With the upcoming stamp duty hikes for buy-to-let properties just around the corner, there’s a palpable sense of anticipation amongst professionals as to how the market will react come April 1st. I have come across various articles recently forecasting a mass market exit and even the “death” of the buy-to-let mortgage altogether, and I can’t help but feel that the majority of these predictions have been greatly exaggerated by the media. For the wider buy-to-let sector, lending volumes will undoubtedly – if only temporarily – slow, but I don’t expect the tax increase to have anywhere near the same affect on the bridging market.
The brunt of the stamp duty change is more likely to be felt by the consumer buy-to-let area of the market rather than professional landlords and specialist investors, which tend to make up the majority of bridging loan clientele. New and inexperienced investors, perhaps looking to purchase their first buy-to-let property for future capital growth, may have to reconsider their finance strategies in order to accommodate the changes, but I doubt the increase is significant enough to deter potential market entrants.
As for the top end of the market, landlords and property professionals have had good time to prepare for the tax hikes, and I expect most have already adapted their business models to offset the additional costs. Whether this translates to a rise in rental prices is yet to be seen, but from the conversations we’ve had with our own clients, although the surcharge is clearly unwelcome, it poses minimal risk to bridging volumes.
For investors with particularly large portfolios, buying through a special purpose vehicle could offer a way of avoiding the tax rises. As a means of encouraging investment in large-scale housing, companies with more than 15 residential properties may be exempt from the increase. Although this will only apply to the very top end of the market, it may well contribute towards the growing number of investors setting up limited companies in order to avoid the cap on mortgage interest relief.

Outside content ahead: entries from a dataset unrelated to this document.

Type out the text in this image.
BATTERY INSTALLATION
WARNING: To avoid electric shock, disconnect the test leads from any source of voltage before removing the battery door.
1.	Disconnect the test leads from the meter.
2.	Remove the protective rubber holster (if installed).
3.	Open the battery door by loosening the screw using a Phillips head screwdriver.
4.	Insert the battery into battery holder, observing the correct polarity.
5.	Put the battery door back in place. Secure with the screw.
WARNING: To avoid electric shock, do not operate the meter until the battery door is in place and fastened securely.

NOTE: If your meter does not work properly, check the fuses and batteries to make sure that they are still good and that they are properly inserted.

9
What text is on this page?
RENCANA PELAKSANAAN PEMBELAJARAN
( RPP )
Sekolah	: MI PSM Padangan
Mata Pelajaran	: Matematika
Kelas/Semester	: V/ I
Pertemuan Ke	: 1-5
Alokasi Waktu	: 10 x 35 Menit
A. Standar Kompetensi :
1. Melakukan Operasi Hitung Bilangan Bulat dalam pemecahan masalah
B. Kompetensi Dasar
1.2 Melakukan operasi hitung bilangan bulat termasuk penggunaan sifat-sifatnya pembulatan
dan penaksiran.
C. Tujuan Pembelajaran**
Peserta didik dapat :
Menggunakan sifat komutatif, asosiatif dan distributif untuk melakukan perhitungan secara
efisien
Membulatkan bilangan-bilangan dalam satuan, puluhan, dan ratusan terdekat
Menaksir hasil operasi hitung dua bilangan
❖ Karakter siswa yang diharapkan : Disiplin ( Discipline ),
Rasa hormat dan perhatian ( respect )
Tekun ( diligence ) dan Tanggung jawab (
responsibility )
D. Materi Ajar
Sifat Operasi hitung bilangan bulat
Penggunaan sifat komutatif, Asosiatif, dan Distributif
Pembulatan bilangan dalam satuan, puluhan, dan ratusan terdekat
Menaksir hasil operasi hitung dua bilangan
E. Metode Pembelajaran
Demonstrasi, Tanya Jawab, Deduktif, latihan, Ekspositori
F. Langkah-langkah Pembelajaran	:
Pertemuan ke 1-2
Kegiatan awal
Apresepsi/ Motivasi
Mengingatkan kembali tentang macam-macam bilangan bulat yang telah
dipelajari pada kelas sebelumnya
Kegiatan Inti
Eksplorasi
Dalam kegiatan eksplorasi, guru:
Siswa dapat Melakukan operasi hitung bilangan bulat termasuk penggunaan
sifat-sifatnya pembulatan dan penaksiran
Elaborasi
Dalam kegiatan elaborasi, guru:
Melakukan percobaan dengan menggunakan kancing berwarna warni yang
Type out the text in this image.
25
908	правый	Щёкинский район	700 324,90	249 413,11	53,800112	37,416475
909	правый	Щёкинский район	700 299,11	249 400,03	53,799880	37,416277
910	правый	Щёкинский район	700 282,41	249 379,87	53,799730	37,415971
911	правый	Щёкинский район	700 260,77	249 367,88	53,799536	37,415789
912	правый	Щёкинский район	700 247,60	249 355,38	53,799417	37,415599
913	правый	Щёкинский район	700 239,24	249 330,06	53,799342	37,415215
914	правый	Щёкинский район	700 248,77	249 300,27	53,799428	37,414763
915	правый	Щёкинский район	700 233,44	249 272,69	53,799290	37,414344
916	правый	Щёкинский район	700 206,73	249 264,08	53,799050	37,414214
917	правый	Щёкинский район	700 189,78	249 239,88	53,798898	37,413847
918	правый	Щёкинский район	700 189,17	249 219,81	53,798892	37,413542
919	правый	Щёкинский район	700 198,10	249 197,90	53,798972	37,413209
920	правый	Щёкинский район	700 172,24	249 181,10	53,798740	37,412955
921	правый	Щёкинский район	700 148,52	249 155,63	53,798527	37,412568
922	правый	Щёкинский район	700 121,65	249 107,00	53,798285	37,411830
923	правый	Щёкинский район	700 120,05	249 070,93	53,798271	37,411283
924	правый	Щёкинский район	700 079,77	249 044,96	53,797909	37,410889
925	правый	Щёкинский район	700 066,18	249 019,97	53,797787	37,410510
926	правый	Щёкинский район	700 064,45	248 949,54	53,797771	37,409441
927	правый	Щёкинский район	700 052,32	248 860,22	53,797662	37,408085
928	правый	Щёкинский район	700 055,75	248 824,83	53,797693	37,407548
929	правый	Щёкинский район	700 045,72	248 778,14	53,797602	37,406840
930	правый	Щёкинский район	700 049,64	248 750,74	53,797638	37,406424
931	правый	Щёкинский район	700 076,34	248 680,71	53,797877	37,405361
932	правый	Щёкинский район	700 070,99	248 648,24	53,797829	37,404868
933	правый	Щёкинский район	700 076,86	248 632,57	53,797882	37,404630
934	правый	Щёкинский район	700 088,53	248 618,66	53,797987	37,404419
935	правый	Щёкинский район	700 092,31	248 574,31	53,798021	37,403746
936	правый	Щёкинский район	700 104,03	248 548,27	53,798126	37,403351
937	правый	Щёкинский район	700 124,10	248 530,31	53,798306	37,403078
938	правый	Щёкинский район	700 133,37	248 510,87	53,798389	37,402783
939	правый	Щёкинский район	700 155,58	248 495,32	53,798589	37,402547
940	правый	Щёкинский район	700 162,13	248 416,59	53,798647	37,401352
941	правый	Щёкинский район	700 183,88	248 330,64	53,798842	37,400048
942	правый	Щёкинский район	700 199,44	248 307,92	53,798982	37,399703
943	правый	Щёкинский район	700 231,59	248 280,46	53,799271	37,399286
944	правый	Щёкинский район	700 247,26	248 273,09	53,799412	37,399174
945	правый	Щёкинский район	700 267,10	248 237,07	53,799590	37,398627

Predictions of panic in the market have certainly not come to fruition. The surge in landlords looking to complete before the new tax regime comes into place is a logical decision for professionals with investments already in the pipeline, rather than a case of “panic buying”. This being said, activity in the market around buy to let hasn’t felt as chaotic as we have been led to expect. We may well see a further increase over the coming weeks and even if this does result in a market bubble and slump either side of April, I envisage the impact to be short-lived.
In terms of the long-term affect on the market, it’s worth keeping in mind the government’s reasoning behind its housing policy. If the surcharge achieves its goal of slowing house price growth and creating a more level playing field for owner-occupiers, it should create a more competitive market place, which could open up a number of opportunities for clients, in particular bridging developers.
The buy-to-let sector proved its mettle in the face of numerous threats to market growth last year, and I suspect the increase in stamp duty tax is the first – and certainly not the last – challenge we are set to face this year. For the bridging sector in particular, the increase is certainly more of a molehill than a mountain to overcome and I wouldn’t be surprised if bridging volumes show little fluctuation in its wake. Bridging clients generally remain some of the most experienced and sophisticated investors, and I have no doubt that the majority have already adapted and readjusted to what is effectively a new cost of entry to the market.